In preparation for histologic specimens, the mandibular blocks were dehydrated in 70-100% ethanol, embedded in methacrylate (Technovit 7200 VCL, Kulzer, Wehrheim, Germany), and sectioned in the mesio-distal plane by using a diamond saw (Exakt, Apparatebau, Norderstedt, Germany). From all the block sections, the central four sections were reduced to a final thickness of 50 µm and stained by hematoxylin and eosin. The specimens were histologically analyzed under an optical microscope (Leica DM 2500, Leica Microsystems, Wetzlar, Germany).

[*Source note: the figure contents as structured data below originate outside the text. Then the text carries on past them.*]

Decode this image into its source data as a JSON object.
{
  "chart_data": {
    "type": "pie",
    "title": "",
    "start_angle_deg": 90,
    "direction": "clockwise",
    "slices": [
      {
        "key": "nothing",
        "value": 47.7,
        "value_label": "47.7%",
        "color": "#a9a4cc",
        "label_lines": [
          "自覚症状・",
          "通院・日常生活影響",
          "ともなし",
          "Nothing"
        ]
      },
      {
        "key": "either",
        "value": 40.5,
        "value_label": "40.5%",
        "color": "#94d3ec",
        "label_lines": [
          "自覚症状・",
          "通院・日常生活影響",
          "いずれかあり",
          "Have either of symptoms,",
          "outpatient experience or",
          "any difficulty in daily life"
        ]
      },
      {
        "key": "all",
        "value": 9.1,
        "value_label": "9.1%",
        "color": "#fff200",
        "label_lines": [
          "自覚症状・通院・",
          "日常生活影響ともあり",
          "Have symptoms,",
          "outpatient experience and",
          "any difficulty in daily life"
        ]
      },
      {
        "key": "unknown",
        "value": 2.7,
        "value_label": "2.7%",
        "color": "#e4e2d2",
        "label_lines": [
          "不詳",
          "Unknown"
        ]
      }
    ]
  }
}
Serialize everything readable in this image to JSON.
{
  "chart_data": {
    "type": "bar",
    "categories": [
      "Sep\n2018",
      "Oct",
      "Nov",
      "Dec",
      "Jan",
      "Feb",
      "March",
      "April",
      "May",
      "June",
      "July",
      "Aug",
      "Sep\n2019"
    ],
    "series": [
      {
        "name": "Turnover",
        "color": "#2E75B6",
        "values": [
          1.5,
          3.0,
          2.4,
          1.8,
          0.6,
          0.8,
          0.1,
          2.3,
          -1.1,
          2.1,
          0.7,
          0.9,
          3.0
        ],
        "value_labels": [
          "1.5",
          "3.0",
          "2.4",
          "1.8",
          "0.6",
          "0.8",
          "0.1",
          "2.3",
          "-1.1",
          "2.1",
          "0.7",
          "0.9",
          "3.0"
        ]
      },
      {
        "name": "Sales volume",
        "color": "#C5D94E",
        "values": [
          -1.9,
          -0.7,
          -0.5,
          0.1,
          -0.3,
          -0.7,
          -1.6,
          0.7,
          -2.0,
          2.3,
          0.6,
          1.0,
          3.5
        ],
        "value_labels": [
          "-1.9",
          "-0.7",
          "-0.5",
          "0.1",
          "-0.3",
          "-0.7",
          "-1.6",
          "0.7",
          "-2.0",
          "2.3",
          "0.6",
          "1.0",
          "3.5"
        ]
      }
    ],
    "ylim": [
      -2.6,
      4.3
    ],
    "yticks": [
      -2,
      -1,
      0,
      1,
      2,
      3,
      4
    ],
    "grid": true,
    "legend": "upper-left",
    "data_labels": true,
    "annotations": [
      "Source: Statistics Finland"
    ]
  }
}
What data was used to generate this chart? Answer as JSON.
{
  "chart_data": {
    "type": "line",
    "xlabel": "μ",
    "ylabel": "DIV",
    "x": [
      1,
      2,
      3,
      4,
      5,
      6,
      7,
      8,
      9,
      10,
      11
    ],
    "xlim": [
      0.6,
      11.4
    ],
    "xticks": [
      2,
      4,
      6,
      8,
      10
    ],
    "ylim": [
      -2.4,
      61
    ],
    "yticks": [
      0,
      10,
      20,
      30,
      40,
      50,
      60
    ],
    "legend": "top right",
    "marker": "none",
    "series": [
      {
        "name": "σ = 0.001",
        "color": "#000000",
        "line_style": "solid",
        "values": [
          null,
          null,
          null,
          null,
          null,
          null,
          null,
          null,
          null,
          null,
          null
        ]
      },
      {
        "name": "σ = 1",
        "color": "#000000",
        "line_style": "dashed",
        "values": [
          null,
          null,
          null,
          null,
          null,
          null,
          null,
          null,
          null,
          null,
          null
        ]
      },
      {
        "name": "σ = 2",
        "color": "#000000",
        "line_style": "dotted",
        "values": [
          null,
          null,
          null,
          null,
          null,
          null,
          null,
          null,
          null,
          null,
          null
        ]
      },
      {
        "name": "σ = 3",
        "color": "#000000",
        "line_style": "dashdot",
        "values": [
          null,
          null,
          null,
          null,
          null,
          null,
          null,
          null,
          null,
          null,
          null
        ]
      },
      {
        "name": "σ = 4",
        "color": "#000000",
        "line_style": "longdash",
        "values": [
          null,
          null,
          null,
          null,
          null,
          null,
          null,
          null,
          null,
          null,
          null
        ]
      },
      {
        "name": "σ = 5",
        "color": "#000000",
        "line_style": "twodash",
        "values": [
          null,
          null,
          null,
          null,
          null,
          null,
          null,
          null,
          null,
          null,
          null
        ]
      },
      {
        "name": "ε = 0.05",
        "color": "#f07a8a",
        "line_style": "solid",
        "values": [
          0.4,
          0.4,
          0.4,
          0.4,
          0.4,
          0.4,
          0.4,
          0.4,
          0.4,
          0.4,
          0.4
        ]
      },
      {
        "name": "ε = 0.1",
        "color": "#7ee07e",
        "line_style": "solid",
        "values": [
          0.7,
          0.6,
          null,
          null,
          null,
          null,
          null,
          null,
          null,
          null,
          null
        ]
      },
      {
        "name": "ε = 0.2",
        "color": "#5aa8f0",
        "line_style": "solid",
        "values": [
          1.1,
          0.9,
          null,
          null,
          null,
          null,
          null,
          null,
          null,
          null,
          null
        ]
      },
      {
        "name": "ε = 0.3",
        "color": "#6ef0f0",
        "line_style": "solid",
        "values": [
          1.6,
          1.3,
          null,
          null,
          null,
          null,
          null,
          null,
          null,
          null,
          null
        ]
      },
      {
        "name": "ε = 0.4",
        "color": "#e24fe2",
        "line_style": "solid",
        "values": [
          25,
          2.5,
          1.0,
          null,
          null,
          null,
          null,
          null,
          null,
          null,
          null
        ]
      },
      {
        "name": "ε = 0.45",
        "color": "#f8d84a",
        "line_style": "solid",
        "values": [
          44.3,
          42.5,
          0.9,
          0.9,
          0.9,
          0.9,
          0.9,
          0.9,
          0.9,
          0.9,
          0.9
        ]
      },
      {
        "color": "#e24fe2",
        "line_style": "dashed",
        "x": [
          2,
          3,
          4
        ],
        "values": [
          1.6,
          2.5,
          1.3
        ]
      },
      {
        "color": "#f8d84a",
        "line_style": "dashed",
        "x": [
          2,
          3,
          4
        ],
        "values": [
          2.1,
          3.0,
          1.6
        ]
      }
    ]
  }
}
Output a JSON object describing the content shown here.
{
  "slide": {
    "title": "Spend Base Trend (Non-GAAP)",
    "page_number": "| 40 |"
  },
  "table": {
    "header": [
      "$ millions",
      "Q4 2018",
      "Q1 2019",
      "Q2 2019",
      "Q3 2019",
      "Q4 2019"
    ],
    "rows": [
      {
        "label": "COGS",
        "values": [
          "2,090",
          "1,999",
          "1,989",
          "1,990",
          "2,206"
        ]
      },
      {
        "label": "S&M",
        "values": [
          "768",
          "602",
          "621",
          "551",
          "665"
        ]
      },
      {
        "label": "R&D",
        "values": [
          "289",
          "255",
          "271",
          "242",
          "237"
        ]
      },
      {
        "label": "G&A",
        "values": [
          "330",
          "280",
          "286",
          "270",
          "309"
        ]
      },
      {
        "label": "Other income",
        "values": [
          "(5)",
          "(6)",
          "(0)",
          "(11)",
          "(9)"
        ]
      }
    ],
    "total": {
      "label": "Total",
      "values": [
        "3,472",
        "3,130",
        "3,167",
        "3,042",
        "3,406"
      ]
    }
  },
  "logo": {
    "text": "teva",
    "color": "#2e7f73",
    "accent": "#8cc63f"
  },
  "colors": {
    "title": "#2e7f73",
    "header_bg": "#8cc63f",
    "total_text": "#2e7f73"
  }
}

Digital images were captured and a computer-based image analysis system (Image-Pro Plus; Media Cybernetic, Silver Spring, MD, USA) was used to quantify the findings. The soft tissue contact ratio was measured along the continuous line of soft tissue attachment within 3 cycles of micro-grooved pitch from the coronal part of fixture.

All statistical analyses were conducted using the statistical program (SPSS Inc., Chicago, IL, USA). One-way analysis of variance (ANOVA) was used to compare the mean values of the contact angle and surface energy. Mann-Whitney U test was used to compare the mean values from the results of histometry. The threshold for statistical significance was set at P<0.05.